Implications for emotion and psychiatric research

These results clarify how internal models of emotion are built and stored in the prefrontal cortex to guide behavior when animals must infer threat from indirect cues. Johansen and Gu emphasize that while the amygdala is critical for storing simple associative fear memories, the mPFC supports higher-order, model-based emotional processes that resemble human inference. Understanding this circuit—how the mPFC encodes inferred associations and how it communicates with the amygdala—could inform studies of pathological anxiety, post-traumatic stress, and other disorders where internally generated fear and anticipation play a major role.

About this fear and neuroscience research news

Author: Adam Phillips
Source: RIKEN
Contact: Adam Phillips – RIKEN
Image: The image is credited to Neuroscience News

Original Research: Closed access. “Prefrontal encoding of an internal model for emotional inference” by Joshua Johansen et al., Nature. DOI: 10.1038/s41586-025-09001-2


Abstract summary

Anticipating unpleasant events is a core function of emotional brain systems. While simple associative learning links sensory cues directly to aversive outcomes, higher-order emotional learning requires internal models that allow inference about stimuli not present during the original experience. This study demonstrates that neurons in the rodent dorsomedial prefrontal cortex (dmPFC) encode a flexible internal model by linking sensory features to aversive events whether the association is direct or inferred.

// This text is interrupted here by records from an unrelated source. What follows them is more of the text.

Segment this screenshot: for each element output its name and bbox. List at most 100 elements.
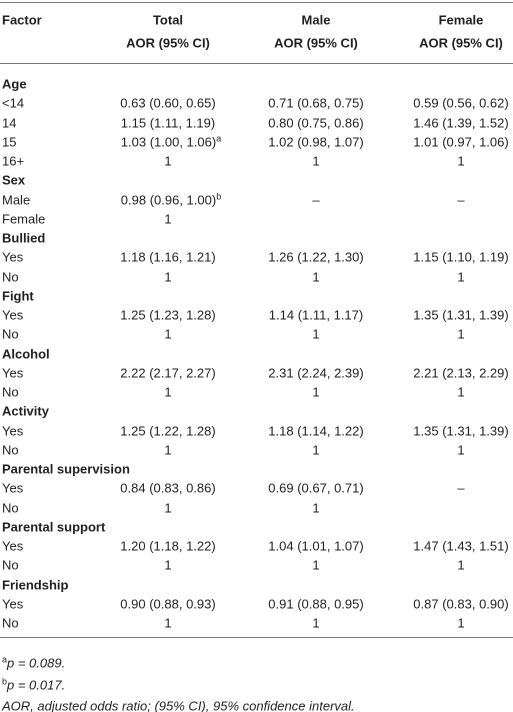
header-subtitle: AOR (95% CI) bbox=[274, 35, 358, 51]
cell-value: 2.21 (2.13, 2.29) bbox=[413, 365, 509, 381]
header-rule bbox=[0, 63, 513, 64]
cell-value: 1 bbox=[164, 269, 172, 284]
footnote: AOR, adjusted odds ratio; (95% CI), 95% … bbox=[2, 700, 355, 712]
cell-value: 1.15 (1.10, 1.19) bbox=[413, 249, 509, 265]
row-label: No bbox=[2, 442, 19, 458]
cell-value: 1 bbox=[457, 557, 465, 573]
cell-value: 1 bbox=[164, 384, 172, 400]
row-label: 14 bbox=[2, 115, 17, 130]
group-name: Parental support bbox=[2, 519, 106, 535]
cell-value: 1.01 (0.97, 1.06) bbox=[413, 134, 509, 150]
group-name: Friendship bbox=[2, 577, 69, 592]
cell-value: 1.26 (1.22, 1.30) bbox=[268, 249, 364, 265]
cell-value: 0.91 (0.88, 0.95) bbox=[268, 596, 364, 612]
footnote-mark: a bbox=[2, 654, 8, 665]
cell-value: 0.84 (0.83, 0.86) bbox=[120, 480, 216, 496]
cell-value: 1 bbox=[312, 615, 320, 631]
footnote-text: AOR, adjusted odds ratio; (95% CI), 95% … bbox=[2, 698, 355, 712]
cell-value: 1.25 (1.23, 1.28) bbox=[120, 307, 216, 323]
cell-value: 1 bbox=[164, 557, 172, 573]
cell-value: 1.47 (1.43, 1.51) bbox=[413, 538, 509, 554]
cell-value: 1.15 (1.11, 1.19) bbox=[120, 115, 216, 130]
cell-value: 1.14 (1.11, 1.17) bbox=[268, 307, 364, 323]
cell-value: 1.18 (1.16, 1.21) bbox=[120, 249, 216, 265]
cell-value: 2.31 (2.24, 2.39) bbox=[268, 365, 364, 381]
cell-value: 1.35 (1.31, 1.39) bbox=[413, 307, 509, 323]
group-name: Bullied bbox=[2, 230, 46, 246]
cell-value: – bbox=[457, 192, 465, 207]
footnote: ap = 0.089. bbox=[2, 654, 66, 671]
cell-value: 1 bbox=[164, 211, 172, 227]
row-label: Yes bbox=[2, 596, 24, 612]
row-label: 16+ bbox=[2, 153, 25, 169]
cell-value: 1 bbox=[164, 442, 172, 458]
cell-value: 2.22 (2.17, 2.27) bbox=[120, 365, 216, 381]
cell-value: – bbox=[312, 192, 320, 207]
cell-value: 0.87 (0.83, 0.90) bbox=[413, 596, 509, 612]
row-label: 15 bbox=[2, 134, 17, 150]
cell-value: 1 bbox=[312, 500, 320, 515]
row-label: Yes bbox=[2, 365, 24, 381]
cell-value: 1 bbox=[312, 326, 320, 342]
row-label: Female bbox=[2, 211, 46, 227]
cell-value: 0.59 (0.56, 0.62) bbox=[413, 95, 509, 111]
cell-text: 1.03 (1.00, 1.06) bbox=[120, 134, 217, 150]
cell-value: 0.90 (0.88, 0.93) bbox=[120, 596, 216, 612]
footnote-mark: b bbox=[2, 676, 8, 687]
cell-value: 0.69 (0.67, 0.71) bbox=[268, 480, 364, 496]
footnote-text: p = 0.017. bbox=[7, 677, 66, 693]
bottom-rule bbox=[0, 637, 513, 638]
cell-value: 1.20 (1.18, 1.22) bbox=[120, 538, 216, 554]
cell-value: 1 bbox=[312, 442, 320, 458]
cell-value: 0.71 (0.68, 0.75) bbox=[268, 95, 364, 111]
cell-value: 1.18 (1.14, 1.22) bbox=[268, 423, 364, 438]
row-label: No bbox=[2, 269, 19, 284]
cell-value: 1 bbox=[457, 269, 465, 284]
row-label: No bbox=[2, 384, 19, 400]
group-name: Age bbox=[2, 76, 27, 92]
footnote-text: p = 0.089. bbox=[7, 655, 66, 671]
cell-value: 1 bbox=[312, 384, 320, 400]
header-column: Total bbox=[152, 12, 184, 28]
cell-value: 0.80 (0.75, 0.86) bbox=[268, 115, 364, 130]
cell-value: – bbox=[457, 480, 465, 496]
row-label: Yes bbox=[2, 423, 24, 438]
cell-value: 1.03 (1.00, 1.06)a bbox=[120, 134, 221, 150]
header-column: Male bbox=[301, 12, 331, 28]
cell-value: 1.25 (1.22, 1.28) bbox=[120, 423, 216, 438]
header-subtitle: AOR (95% CI) bbox=[419, 35, 503, 51]
cell-value: 1 bbox=[457, 442, 465, 458]
row-label: <14 bbox=[2, 95, 25, 111]
header-factor: Factor bbox=[2, 12, 42, 28]
row-label: No bbox=[2, 615, 19, 631]
row-label: Male bbox=[2, 192, 31, 207]
row-label: No bbox=[2, 500, 19, 515]
group-name: Activity bbox=[2, 403, 49, 419]
row-label: Yes bbox=[2, 480, 24, 496]
row-label: No bbox=[2, 326, 19, 342]
cell-value: 0.98 (0.96, 1.00)b bbox=[120, 191, 222, 207]
cell-value: 1 bbox=[457, 326, 465, 342]
group-name: Alcohol bbox=[2, 346, 50, 361]
cell-value: 1.46 (1.39, 1.52) bbox=[413, 115, 509, 130]
cell-text: 0.98 (0.96, 1.00) bbox=[120, 192, 217, 207]
cell-value: 1 bbox=[164, 500, 172, 515]
group-name: Sex bbox=[2, 172, 26, 188]
cell-value: 1 bbox=[312, 153, 320, 169]
row-label: Yes bbox=[2, 249, 24, 265]
header-column: Female bbox=[438, 12, 484, 28]
cell-value: 1.04 (1.01, 1.07) bbox=[268, 538, 364, 554]
top-rule bbox=[0, 2, 513, 3]
cell-value: 1.02 (0.98, 1.07) bbox=[268, 134, 364, 150]
cell-value: 1 bbox=[164, 326, 172, 342]
cell-value: 1.35 (1.31, 1.39) bbox=[413, 423, 509, 438]
cell-value: 1 bbox=[457, 384, 465, 400]
cell-value: 0.63 (0.60, 0.65) bbox=[120, 95, 216, 111]
cell-value: 1 bbox=[164, 153, 172, 169]
row-label: No bbox=[2, 557, 19, 573]
group-name: Fight bbox=[2, 288, 34, 304]
row-label: Yes bbox=[2, 538, 24, 554]
cell-value: 1 bbox=[312, 557, 320, 573]
footnote-mark: b bbox=[216, 191, 222, 201]
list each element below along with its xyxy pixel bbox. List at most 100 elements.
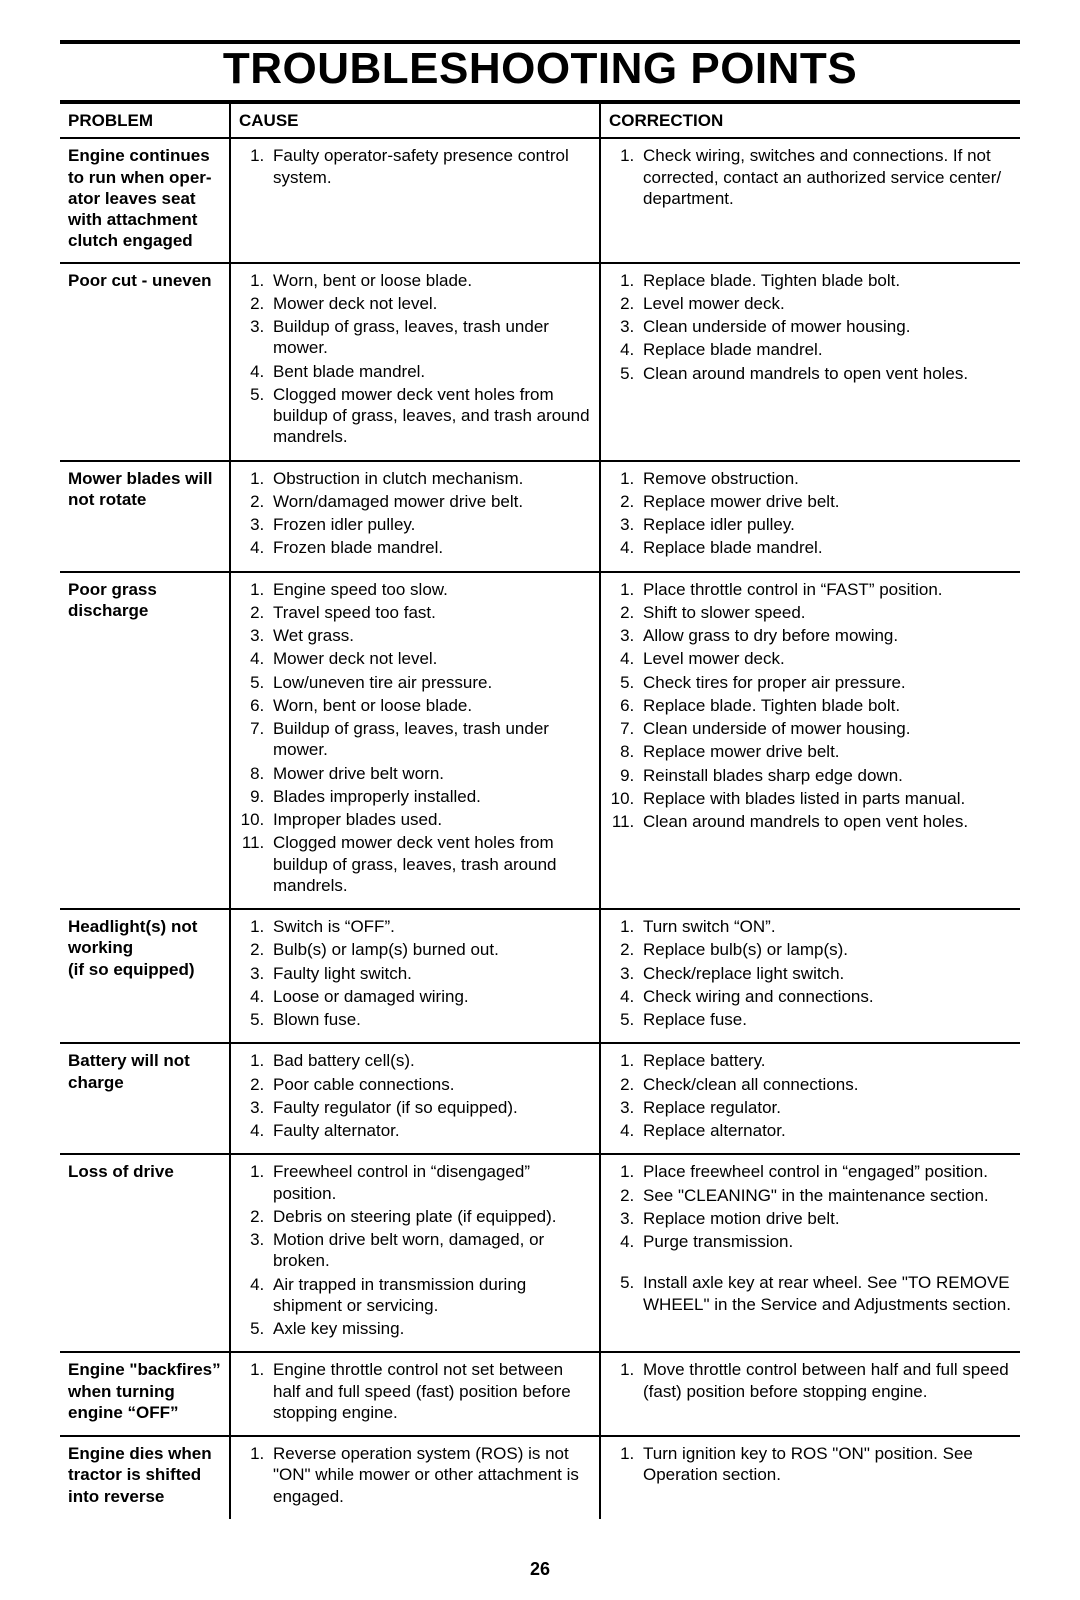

Encoding emerges through recruitment and stabilization of dmPFC cells that support inference. Although dmPFC populations represent salient associations broadly, dmPFC neurons projecting to the amygdala specifically encode and are required to express inferred associations. Together, these findings explain how internal models of emotion in the dmPFC regulate subcortical systems to enable recall of inferred emotional memories, with clear relevance for understanding complex emotional behavior and psychiatric conditions.